E a diretora afirma contrita: “Sim. Infelizmente seu filho gosta de meninas. Ele é heterossexual”.

Final de cena: O rapaz vai passar o resto de sua vida em longas terapias e sofrendo preconceitos por gostar do sexo oposto. Talvez ele encontre alguém como ele (no caso, uma mulher que goste de homem), mas vai ser difícil pra um casal como eles, que são uma minoria, viverem felizes para sempre…
Cena 2: Finalmente chegou o grande dia! Marina vai apresentar seus pais ao grande amor da sua vida. Ela está um pouco aflita e insegura com a situação, mas acha que o amor pode vencer tudo, inclusive o preconceito. Marina chega para Estela, respira fundo e diz: “Meu amor, antes de levar você para conhecer meus pais, eu preciso te confessar uma coisa… Não sei nem como falar isso…” [olhos marejados]

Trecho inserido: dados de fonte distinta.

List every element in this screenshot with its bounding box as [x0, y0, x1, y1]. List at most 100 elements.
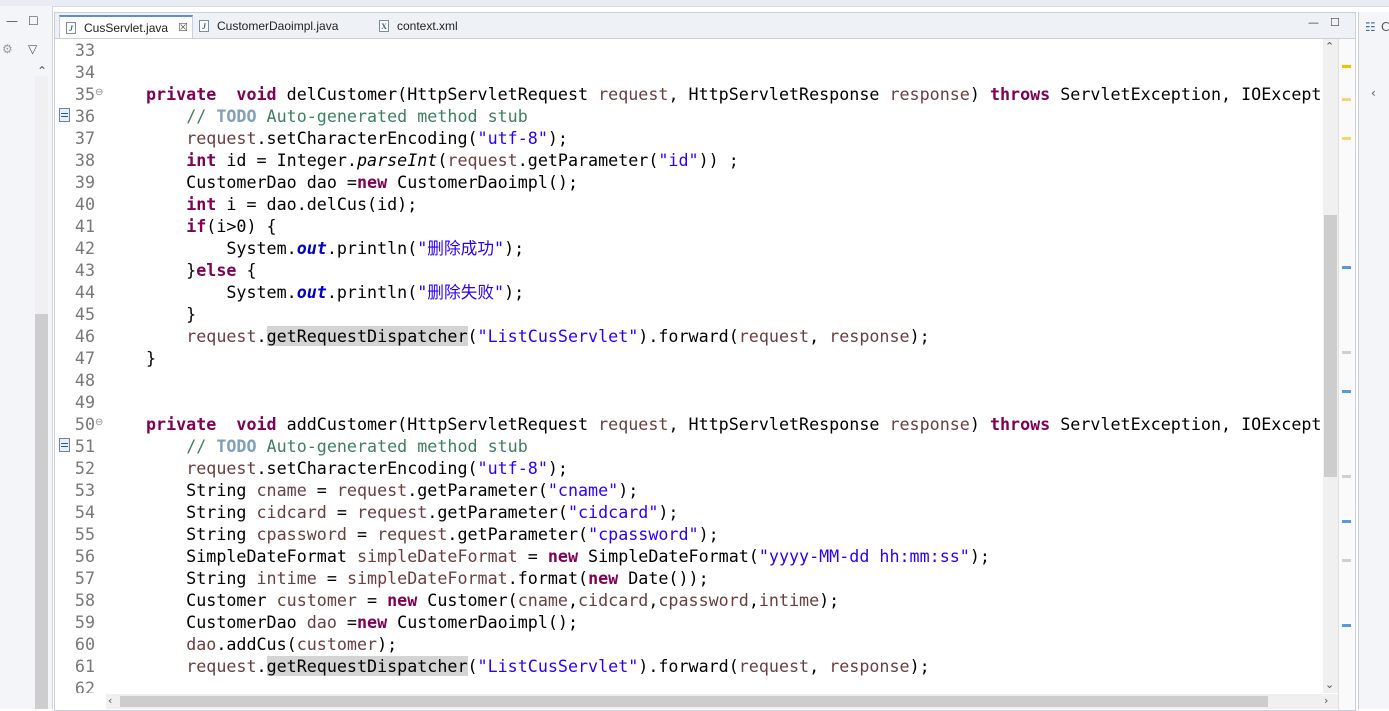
code-line[interactable]: 44 System.out.println("删除失败"); — [55, 281, 1323, 303]
scroll-right-arrow[interactable]: › — [1324, 695, 1328, 707]
code-line[interactable]: 59 CustomerDao dao =new CustomerDaoimpl(… — [55, 611, 1323, 633]
vertical-scroll-thumb[interactable] — [1324, 215, 1337, 477]
code-line[interactable]: 60 dao.addCus(customer); — [55, 633, 1323, 655]
ruler-annotation-mark[interactable] — [1342, 266, 1351, 269]
code-line[interactable]: 41 if(i>0) { — [55, 215, 1323, 237]
code-text: Customer customer = new Customer(cname,c… — [146, 590, 840, 610]
code-line[interactable]: 49 — [55, 391, 1323, 413]
code-text: int i = dao.delCus(id); — [186, 194, 418, 214]
tab-customerdaoimpl[interactable]: J CustomerDaoimpl.java — [193, 15, 373, 38]
code-line[interactable]: 46 request.getRequestDispatcher("ListCus… — [55, 325, 1323, 347]
outline-icon[interactable]: ☷ — [1365, 20, 1376, 34]
code-line[interactable]: 57 String intime = simpleDateFormat.form… — [55, 567, 1323, 589]
vertical-scrollbar[interactable]: ⌃ ⌄ — [1323, 39, 1338, 693]
top-toolbar-strip — [0, 0, 1389, 7]
code-text: // TODO Auto-generated method stub — [186, 436, 528, 456]
line-number: 62 — [74, 678, 95, 693]
line-number: 59 — [74, 612, 95, 632]
code-line[interactable]: 33 — [55, 39, 1323, 61]
view-menu-button[interactable]: ▽ — [28, 42, 37, 56]
code-line[interactable]: 36 // TODO Auto-generated method stub — [55, 105, 1323, 127]
close-tab-icon[interactable]: ☒ — [178, 17, 188, 40]
line-number: 33 — [74, 40, 95, 60]
code-text: int id = Integer.parseInt(request.getPar… — [186, 150, 739, 170]
ruler-annotation-mark[interactable] — [1342, 98, 1351, 101]
code-line[interactable]: 48 — [55, 369, 1323, 391]
line-number: 57 — [74, 568, 95, 588]
ruler-annotation-mark[interactable] — [1342, 137, 1351, 140]
code-line[interactable]: 52 request.setCharacterEncoding("utf-8")… — [55, 457, 1323, 479]
code-line[interactable]: 39 CustomerDao dao =new CustomerDaoimpl(… — [55, 171, 1323, 193]
tab-cusservlet[interactable]: J CusServlet.java ☒ — [59, 15, 193, 38]
code-text: request.setCharacterEncoding("utf-8"); — [186, 128, 568, 148]
editor-tab-bar: J CusServlet.java ☒ J CustomerDaoimpl.ja… — [55, 13, 1355, 39]
ruler-annotation-mark[interactable] — [1342, 520, 1351, 523]
editor-minimize-button[interactable]: — — [1308, 16, 1319, 29]
code-line[interactable]: 38 int id = Integer.parseInt(request.get… — [55, 149, 1323, 171]
line-number: 60 — [74, 634, 95, 654]
gear-cluster-icon[interactable]: ⚙ — [2, 42, 13, 56]
horizontal-scrollbar[interactable]: ‹ › — [106, 694, 1338, 709]
fold-toggle-icon[interactable]: ⊖ — [95, 412, 103, 434]
line-number: 45 — [74, 304, 95, 324]
left-panel-minimize-button[interactable]: — — [6, 14, 18, 28]
code-line[interactable]: 34 — [55, 61, 1323, 83]
editor-maximize-button[interactable]: ☐ — [1330, 16, 1340, 29]
code-line[interactable]: 47} — [55, 347, 1323, 369]
ruler-annotation-mark[interactable] — [1342, 624, 1351, 627]
line-number: 53 — [74, 480, 95, 500]
code-line[interactable]: 42 System.out.println("删除成功"); — [55, 237, 1323, 259]
tab-label: CustomerDaoimpl.java — [217, 19, 339, 33]
line-number: 34 — [74, 62, 95, 82]
code-text: CustomerDao dao =new CustomerDaoimpl(); — [146, 612, 579, 632]
line-number: 61 — [74, 656, 95, 676]
code-text: } — [146, 304, 197, 324]
line-number: 37 — [74, 128, 95, 148]
code-line[interactable]: 37 request.setCharacterEncoding("utf-8")… — [55, 127, 1323, 149]
line-number: 50 — [74, 414, 95, 434]
ruler-annotation-mark[interactable] — [1342, 559, 1351, 562]
line-number: 40 — [74, 194, 95, 214]
code-area[interactable]: 33 34 35 ⊖ private void delCustomer(HttpServ… — [55, 39, 1323, 693]
code-line[interactable]: 40 int i = dao.delCus(id); — [55, 193, 1323, 215]
code-text: System.out.println("删除成功"); — [146, 238, 525, 258]
ruler-annotation-mark[interactable] — [1342, 475, 1351, 478]
code-line[interactable]: 35 ⊖ private void delCustomer(HttpServletR… — [55, 83, 1323, 105]
code-text: SimpleDateFormat simpleDateFormat = new … — [146, 546, 990, 566]
code-line[interactable]: 53 String cname = request.getParameter("… — [55, 479, 1323, 501]
left-panel-maximize-button[interactable]: ☐ — [28, 14, 39, 28]
code-line[interactable]: 62 — [55, 677, 1323, 693]
code-line[interactable]: 55 String cpassword = request.getParamet… — [55, 523, 1323, 545]
code-text: }else { — [146, 260, 257, 280]
chevron-left-icon[interactable]: ‹ — [1371, 86, 1376, 100]
code-line[interactable]: 43 }else { — [55, 259, 1323, 281]
code-line[interactable]: 45 } — [55, 303, 1323, 325]
ruler-annotation-mark[interactable] — [1342, 351, 1351, 354]
left-panel-scroll-thumb[interactable] — [35, 314, 48, 709]
overview-ruler[interactable] — [1338, 39, 1355, 710]
tab-context-xml[interactable]: X context.xml — [373, 15, 503, 38]
code-text: String cidcard = request.getParameter("c… — [146, 502, 679, 522]
left-side-panel: — ☐ ⚙ ▽ ⌃ — [0, 6, 53, 709]
line-number: 52 — [74, 458, 95, 478]
code-line[interactable]: 54 String cidcard = request.getParameter… — [55, 501, 1323, 523]
code-line[interactable]: 56 SimpleDateFormat simpleDateFormat = n… — [55, 545, 1323, 567]
line-number: 43 — [74, 260, 95, 280]
xml-file-icon: X — [379, 20, 389, 32]
line-number: 51 — [74, 436, 95, 456]
ruler-annotation-mark[interactable] — [1342, 65, 1351, 68]
horizontal-scroll-thumb[interactable] — [120, 696, 1268, 707]
code-line[interactable]: 51 // TODO Auto-generated method stub — [55, 435, 1323, 457]
code-line[interactable]: 61 request.getRequestDispatcher("ListCus… — [55, 655, 1323, 677]
scroll-left-arrow[interactable]: ‹ — [108, 695, 112, 707]
code-text: } — [146, 348, 157, 368]
line-number: 48 — [74, 370, 95, 390]
scroll-down-arrow[interactable]: ⌄ — [1325, 679, 1334, 691]
code-line[interactable]: 58 Customer customer = new Customer(cnam… — [55, 589, 1323, 611]
fold-toggle-icon[interactable]: ⊖ — [95, 82, 103, 104]
java-editor: J CusServlet.java ☒ J CustomerDaoimpl.ja… — [54, 12, 1356, 711]
line-number: 44 — [74, 282, 95, 302]
code-line[interactable]: 50 ⊖ private void addCustomer(HttpServletR… — [55, 413, 1323, 435]
ruler-annotation-mark[interactable] — [1342, 390, 1351, 393]
scroll-up-arrow[interactable]: ⌃ — [1325, 41, 1334, 53]
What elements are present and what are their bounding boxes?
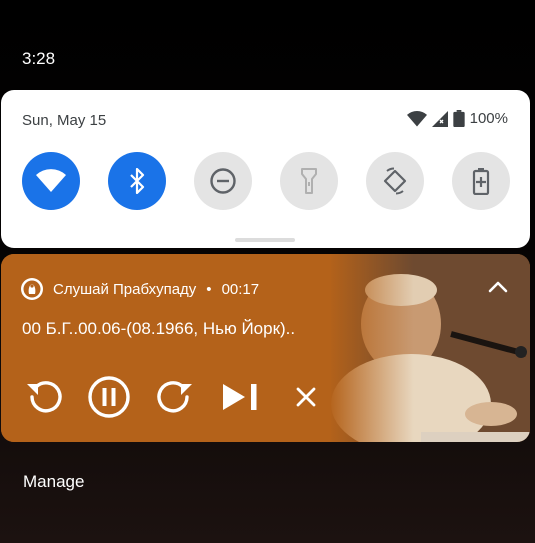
do-not-disturb-icon [210,168,236,194]
media-controls [1,374,530,420]
quick-settings-tiles [22,152,510,210]
panel-drag-handle[interactable] [235,238,295,242]
chevron-up-icon[interactable] [488,279,508,293]
close-icon [296,387,316,407]
tile-auto-rotate[interactable] [366,152,424,210]
battery-icon [452,110,465,127]
tile-do-not-disturb[interactable] [194,152,252,210]
media-track-title: 00 Б.Г..00.06-(08.1966, Нью Йорк).. [22,319,296,338]
qs-date: Sun, May 15 [22,112,107,129]
replay-button[interactable] [21,374,67,420]
flashlight-icon [301,168,317,194]
tile-flashlight[interactable] [280,152,338,210]
status-bar-time: 3:28 [22,49,56,68]
tile-battery-saver[interactable] [452,152,510,210]
qs-status-icons: 100% [406,110,508,127]
forward-button[interactable] [152,374,198,420]
media-notification[interactable]: Слушай Прабхупаду • 00:17 00 Б.Г..00.06-… [1,254,530,442]
tile-bluetooth[interactable] [108,152,166,210]
app-logo-icon [21,278,43,300]
skip-next-icon [223,384,257,410]
replay-icon [27,381,62,413]
cell-signal-icon [431,110,448,127]
auto-rotate-icon [383,167,407,195]
tile-wifi[interactable] [22,152,80,210]
dismiss-button[interactable] [283,374,329,420]
skip-next-button[interactable] [218,374,264,420]
wifi-icon [36,169,66,192]
wifi-signal-icon [406,110,427,126]
pause-icon [88,376,130,418]
media-separator: • [206,280,212,298]
battery-saver-icon [472,168,490,195]
media-app-name: Слушай Прабхупаду [53,280,197,298]
media-header: Слушай Прабхупаду • 00:17 [21,278,259,300]
manage-notifications-button[interactable]: Manage [23,472,84,492]
quick-settings-panel: Sun, May 15 100% [1,90,530,248]
forward-icon [157,381,192,413]
battery-percent: 100% [469,110,508,127]
pause-button[interactable] [86,374,132,420]
bluetooth-icon [130,168,145,194]
media-elapsed-time: 00:17 [221,280,260,298]
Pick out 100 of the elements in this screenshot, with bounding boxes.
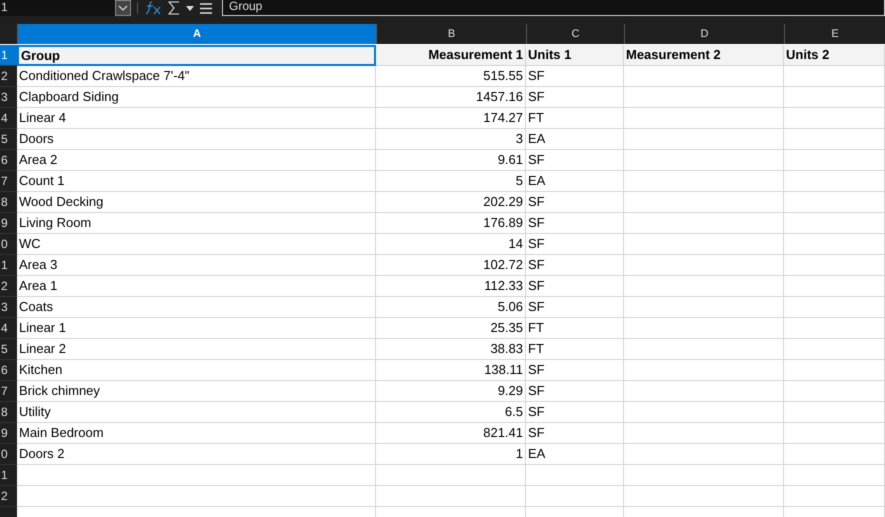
table-cell[interactable]: EA	[526, 171, 624, 192]
table-cell[interactable]: 1	[376, 444, 526, 465]
row-header[interactable]: 6	[0, 150, 17, 171]
table-cell[interactable]: SF	[526, 66, 624, 87]
equals-icon[interactable]	[200, 2, 212, 14]
table-cell[interactable]	[784, 87, 885, 108]
table-cell[interactable]: 202.29	[376, 192, 526, 213]
table-cell[interactable]: EA	[526, 129, 624, 150]
table-cell[interactable]	[784, 150, 885, 171]
column-header[interactable]: E	[784, 24, 885, 44]
row-header[interactable]: 1	[0, 45, 17, 66]
table-cell[interactable]: Kitchen	[17, 360, 376, 381]
table-cell[interactable]	[526, 486, 624, 507]
row-header[interactable]: 0	[0, 444, 17, 465]
table-cell[interactable]: 174.27	[376, 108, 526, 129]
column-header[interactable]: B	[376, 24, 526, 44]
table-cell[interactable]	[624, 192, 784, 213]
table-cell[interactable]	[784, 318, 885, 339]
table-cell[interactable]	[624, 171, 784, 192]
row-header[interactable]: 1	[0, 255, 17, 276]
table-cell[interactable]	[784, 213, 885, 234]
table-cell[interactable]	[624, 465, 784, 486]
row-header[interactable]: 7	[0, 171, 17, 192]
table-cell[interactable]	[624, 276, 784, 297]
table-cell[interactable]: SF	[526, 255, 624, 276]
table-cell[interactable]: Conditioned Crawlspace 7'-4"	[17, 66, 376, 87]
table-cell[interactable]	[784, 234, 885, 255]
table-cell[interactable]: FT	[526, 318, 624, 339]
table-cell[interactable]: FT	[526, 108, 624, 129]
table-cell[interactable]	[624, 108, 784, 129]
table-cell[interactable]: 5.06	[376, 297, 526, 318]
table-cell[interactable]: SF	[526, 234, 624, 255]
table-cell[interactable]: Clapboard Siding	[17, 87, 376, 108]
table-cell[interactable]	[624, 402, 784, 423]
table-cell[interactable]	[784, 423, 885, 444]
table-cell[interactable]: SF	[526, 423, 624, 444]
table-cell[interactable]	[784, 171, 885, 192]
table-cell[interactable]	[784, 276, 885, 297]
table-cell[interactable]	[624, 150, 784, 171]
table-cell[interactable]	[784, 192, 885, 213]
table-cell[interactable]: 5	[376, 171, 526, 192]
table-cell[interactable]: SF	[526, 150, 624, 171]
table-cell[interactable]: 14	[376, 234, 526, 255]
row-header[interactable]: 4	[0, 108, 17, 129]
table-cell[interactable]: 25.35	[376, 318, 526, 339]
table-cell[interactable]	[784, 108, 885, 129]
table-cell[interactable]	[624, 444, 784, 465]
row-header[interactable]: 2	[0, 486, 17, 507]
row-header[interactable]: 0	[0, 234, 17, 255]
table-cell[interactable]: SF	[526, 192, 624, 213]
row-header[interactable]: 1	[0, 465, 17, 486]
table-cell[interactable]: 102.72	[376, 255, 526, 276]
row-header[interactable]: 4	[0, 318, 17, 339]
table-cell[interactable]: 6.5	[376, 402, 526, 423]
name-box[interactable]: 1	[0, 0, 115, 16]
table-cell[interactable]: SF	[526, 87, 624, 108]
table-cell[interactable]	[784, 66, 885, 87]
row-header[interactable]: 8	[0, 402, 17, 423]
table-cell[interactable]: 138.11	[376, 360, 526, 381]
table-cell[interactable]	[784, 255, 885, 276]
column-title-cell[interactable]: Measurement 2	[624, 45, 784, 66]
table-cell[interactable]	[784, 129, 885, 150]
row-header[interactable]: 9	[0, 423, 17, 444]
table-cell[interactable]	[624, 360, 784, 381]
column-title-cell[interactable]: Units 1	[526, 45, 624, 66]
table-cell[interactable]	[624, 297, 784, 318]
table-cell[interactable]	[784, 381, 885, 402]
table-cell[interactable]: Coats	[17, 297, 376, 318]
table-cell[interactable]: 515.55	[376, 66, 526, 87]
row-header[interactable]: 7	[0, 381, 17, 402]
table-cell[interactable]: 9.61	[376, 150, 526, 171]
table-cell[interactable]: Living Room	[17, 213, 376, 234]
row-header[interactable]: 3	[0, 87, 17, 108]
table-cell[interactable]: Area 3	[17, 255, 376, 276]
table-cell[interactable]: SF	[526, 297, 624, 318]
row-header[interactable]: 5	[0, 339, 17, 360]
caret-down-icon[interactable]	[186, 6, 194, 10]
table-cell[interactable]	[624, 213, 784, 234]
table-cell[interactable]: Area 1	[17, 276, 376, 297]
table-cell[interactable]	[624, 381, 784, 402]
table-cell[interactable]	[624, 87, 784, 108]
table-cell[interactable]: FT	[526, 339, 624, 360]
table-cell[interactable]: Linear 4	[17, 108, 376, 129]
table-cell[interactable]: 38.83	[376, 339, 526, 360]
function-icon[interactable]	[144, 1, 162, 15]
table-cell[interactable]: Brick chimney	[17, 381, 376, 402]
formula-field[interactable]: Group	[222, 0, 885, 16]
row-header[interactable]: 8	[0, 192, 17, 213]
row-header[interactable]: 9	[0, 213, 17, 234]
row-header[interactable]: 6	[0, 360, 17, 381]
table-cell[interactable]	[624, 423, 784, 444]
table-cell[interactable]: 112.33	[376, 276, 526, 297]
table-cell[interactable]: WC	[17, 234, 376, 255]
table-cell[interactable]	[376, 465, 526, 486]
table-cell[interactable]: Linear 2	[17, 339, 376, 360]
table-cell[interactable]: 821.41	[376, 423, 526, 444]
column-title-cell[interactable]: Measurement 1	[376, 45, 526, 66]
table-cell[interactable]	[784, 486, 885, 507]
table-cell[interactable]: SF	[526, 402, 624, 423]
table-cell[interactable]	[784, 360, 885, 381]
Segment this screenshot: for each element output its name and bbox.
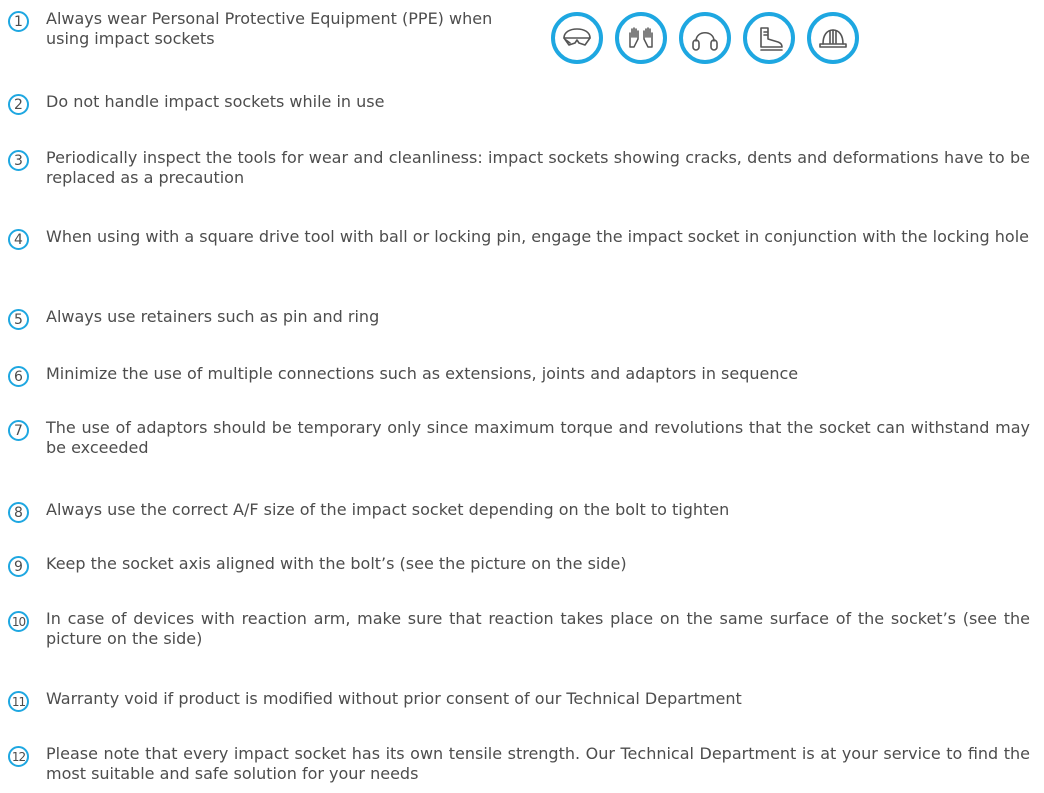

Estela conforta Marina: “Pode falar, meu amor! Você sabe que eu te amo muito e, nada do que você venha me contar, poderá acabar o que eu sinto por você. Nós vamos casar, encomendar um bebê por inseminação artificial e ser muito felizes juntas…”.

Marina respira fundo e confessa: “Estela, meus pais são heterossexuais. São um homem e uma mulher de verdade, vivendo juntos. E eu fui realmente concebida pelos dois….”.
Estela abraça Marina ternamente, tentando disfarçar o choque da confissão.
Final de cena: Marina casa com Estela, numa cerimônia simples e discreta com pouquíssimos amigos. Apenas os mais chegados. Os pais de Marina não foram convidados (para não deixar os convidados constrangidos, afinal, eram um um casal hétero!). Marina dizia para os convidados que seus pais estavam num cruzeiro LGBT pela Europa até a Ásia e não conseguiram passagem a tempo para ver o casamento.
Estas duas cenas ainda parecem absurdas para você? Pois, pelas tendências de moda e cultura que estamos vendo por aí a todo momento, cenas como estas serão cada vez mais comuns daqui para frente.
E antes que você me julgue de homofóbico, devo dizer que esse texto não tem pretensão nenhuma de julgar o que é “certo” ou “errado”. A idéia aqui é simplesmente discutir um futuro que me deixa assustado. E garanto que assusta muita gente por aí a fora.
Entendam (meninos/meninas) eu sou plenamente a favor de todas as formas de amor e relacionamento e tenho grandes amigos/amigas homossexuais. Mas está cada vez mais claro que eles estão deixando de ser uma “minoria”. Seja pela moda, pelas novas tendências culturais ou pela natureza própria das coisas, as definições sobre sexualidade humana estão se tornando cada vez mais indefinidas.
Se isso é bom ou ruim, só o tempo dirá. O fato é que a cada dia devemos estar mais e mais preparados para encarar todas essas mudanças com naturalidade, pois se hoje os héteros ainda insistem em descriminar os homo, num futuro bem próximo cenas como as descritas lá no início desse texto poderão estar acontecendo bem dentro de nossas casas.